I remember where I was: sitting at a round, wooden table opposite my mum’s friend Pat, and flanked by her three kids in a kitchen somewhere in the Devon countryside. She’d borrowed this place I seem to remember on a break from London and I don’t know where she got the eggs, but they came in an unmarked box. They were brown and small and there was a pile of wonky toast, which we slathered in butter. There was also Marmite.

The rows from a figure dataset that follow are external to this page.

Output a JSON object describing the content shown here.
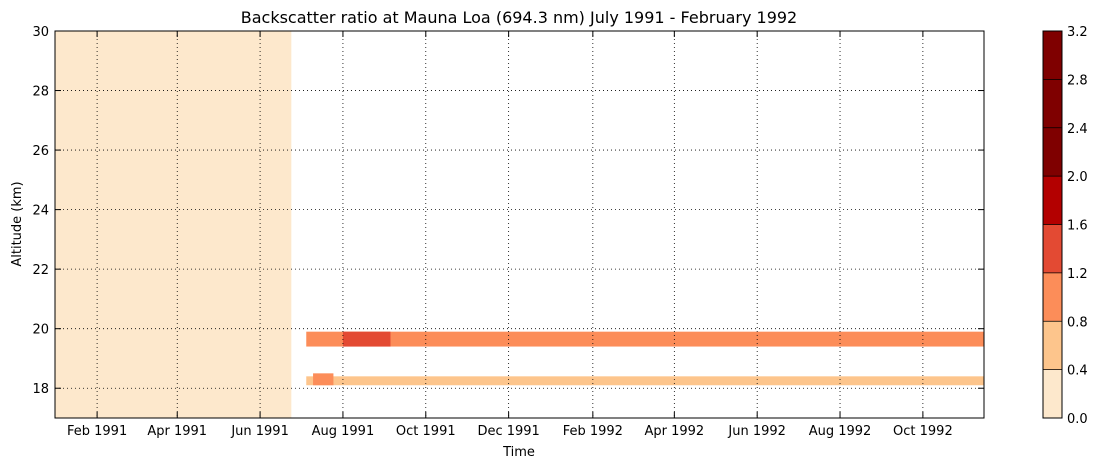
{
  "chart_data": {
    "type": "heatmap",
    "title": "Backscatter ratio at Mauna Loa (694.3 nm) July 1991 - February 1992",
    "xlabel": "Time",
    "ylabel": "Altitude (km)",
    "x_ticks": [
      "Feb 1991",
      "Apr 1991",
      "Jun 1991",
      "Aug 1991",
      "Oct 1991",
      "Dec 1991",
      "Feb 1992",
      "Apr 1992",
      "Jun 1992",
      "Aug 1992",
      "Oct 1992"
    ],
    "x_tick_dates": [
      "1991-02-01",
      "1991-04-01",
      "1991-06-01",
      "1991-08-01",
      "1991-10-01",
      "1991-12-01",
      "1992-02-01",
      "1992-04-01",
      "1992-06-01",
      "1992-08-01",
      "1992-10-01"
    ],
    "xlim": [
      "1991-01-01",
      "1992-11-15"
    ],
    "y_ticks": [
      18,
      20,
      22,
      24,
      26,
      28,
      30
    ],
    "ylim": [
      17,
      30
    ],
    "grid": true,
    "colorbar": {
      "levels": [
        0.0,
        0.4,
        0.8,
        1.2,
        1.6,
        2.0,
        2.4,
        2.8,
        3.2
      ],
      "tick_labels": [
        "0.0",
        "0.4",
        "0.8",
        "1.2",
        "1.6",
        "2.0",
        "2.4",
        "2.8",
        "3.2"
      ],
      "colors": [
        "#fde8cc",
        "#fdc58c",
        "#fc8d59",
        "#e34a33",
        "#b30000",
        "#7f0000",
        "#7f0000",
        "#7f0000"
      ]
    },
    "regions": [
      {
        "name": "fill",
        "x_range": [
          "1991-01-01",
          "1991-06-24"
        ],
        "y_range": [
          17,
          30
        ],
        "value": 0.2
      },
      {
        "name": "upper layer",
        "x_range": [
          "1991-07-05",
          "1992-11-15"
        ],
        "y_range": [
          19.4,
          19.9
        ],
        "value": 1.0
      },
      {
        "name": "upper layer core",
        "x_range": [
          "1991-08-01",
          "1991-09-05"
        ],
        "y_range": [
          19.4,
          19.9
        ],
        "value": 1.4
      },
      {
        "name": "lower layer",
        "x_range": [
          "1991-07-05",
          "1992-11-15"
        ],
        "y_range": [
          18.1,
          18.4
        ],
        "value": 0.6
      },
      {
        "name": "lower layer spot",
        "x_range": [
          "1991-07-10",
          "1991-07-25"
        ],
        "y_range": [
          18.1,
          18.5
        ],
        "value": 1.0
      }
    ]
  }
}
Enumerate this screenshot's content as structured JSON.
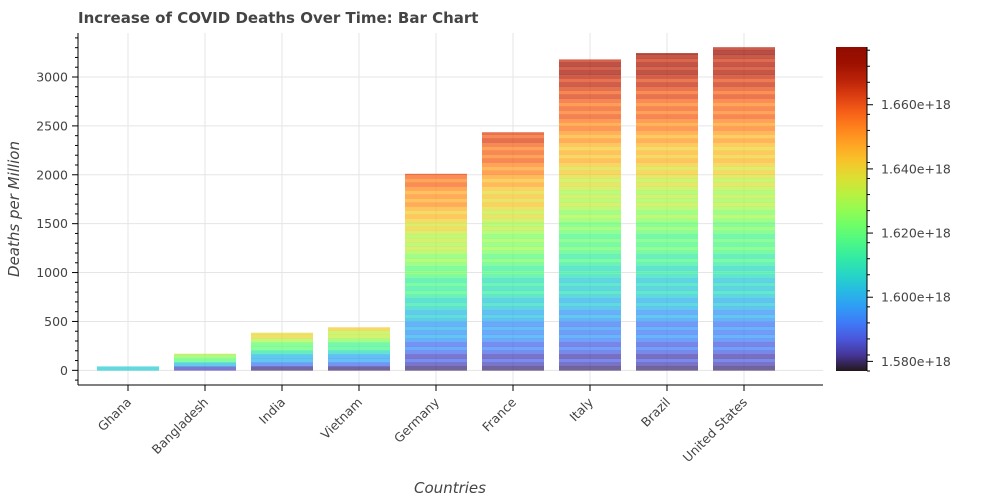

But the thing I remember most was that first scoop of egg on my spoon. Up until that moment, my mum’s insistence on runny eggs had incensed my brother and I; we wanted them as hard as ping-pong balls, rubbery if possible. Absolutely nothing must be moving within. But this was different – there was a faint sweetness on the tongue that salt only seemed to intensify. The texture was soft and yielding with the merest bite to it. To my mind the yolk was (still is) unthinkable without the white. They belong together and here it proved most true. Toast was almost redundant; the white tenderly curled itself around each spoonful of plump, yellow yolk. Everyone was quiet for a time – there was only the sound of muffled cutlery, the crunch of crust and crackly shell.
So began my life-long attachment to the boiled egg, though nothing has ever come close to that moment of transcendence. Maybe it’s because it’s so easy to be distracted nowadays. The act of standing over a pan of gently bubbling water for precise minutes requires a presence of mind, a slower heartbeat perhaps. An over-boiled egg is rarely uneatable – even with grey yolk and a sulphurous ring of shame – but a runny egg, the white still translucent, the yolk thin and watery, is not simply a disappointment but a waste. Perhaps we have become too removed from what Henry James called the “bloom of punctuality.” We no longer have any concept of the laying season, where we must wait for the hen – everything is available so nothing really matters.
Soft-boiled egg and soldiers
Get room temperature eggs and a small pan of water (so the eggs don’t go careering all over the place). Bring the water up to a simmer and gently lower the eggs into the pan using a spoon. Let them cook for exactly 1 minute. Remove the saucepan from the heat, cover and leave for 6 minutes. If you want a slightly firmer set, go to 7 minutes. Serve with soldiers. I would say that a little heap of sea salt and a grind of black pepper is essential.
As eggs are invariably stored in the fridge, you can bring them to room temperature by sitting them in a bowl of hot tap water for 10 minutes. Interestingly, our habit of refrigerating eggs is not necessarily good for them – they don’t like extremes of temperature (who does?) and prefer a cool environment to a cold one. The bottom of the fridge is the safest place or an unsunny countertop.
A strip of toast – the ‘soldier’ of the title – dunked into an egg is a great stand-in for a spoon, and it’s fun watching the yolk cascade down the sides. Butter is poetry in itself, but a soft-boiled egg can take all sorts of aggressive interlopers. Aside from Marmite soldiers, anchovies flattened on toast adds salty drama, as does a smear of pesto. If you want to forego bread altogether, asparagus tips are fresh and spring-like. Here you want a runnier yolk, so cook the eggs for 6 minutes only. Shards of crisp bacon dipped into egg are lovely; both are salty sweet, but bacon brings the toast-like ballast you may have been missing. Finally, a little spear of parmesan is nice to go rooting around with; the combination of crumbly, salty creaminess has a natural affinity with eggs in any form.
I know it probably goes without saying that the words ‘natural’ and ‘fresh’ mean nothing in the context of egg buying. I can’t remember the last time I bought some ‘stale and unnatural’ eggs. And just because hens are ‘free to roam’ doesn’t mean they will; their natural tendency is to stay close to the nesting area. The most we can hope for, at least in California, is to seek out the Certified Humane and Certified (by the USDA) Organic labels, where there is third-party verification that no pesticides or herbicides have been used, hens are able to spend their days outside, grazing in small flocks, scratching around and generally being themselves. Incidentally, the best way of telling if an egg really is ‘fresh’ is to put one in a bowl of cold water; if it rests on the bottom in a horizontal position, the egg is very fresh. If it tilts or becomes vertical it’s less so.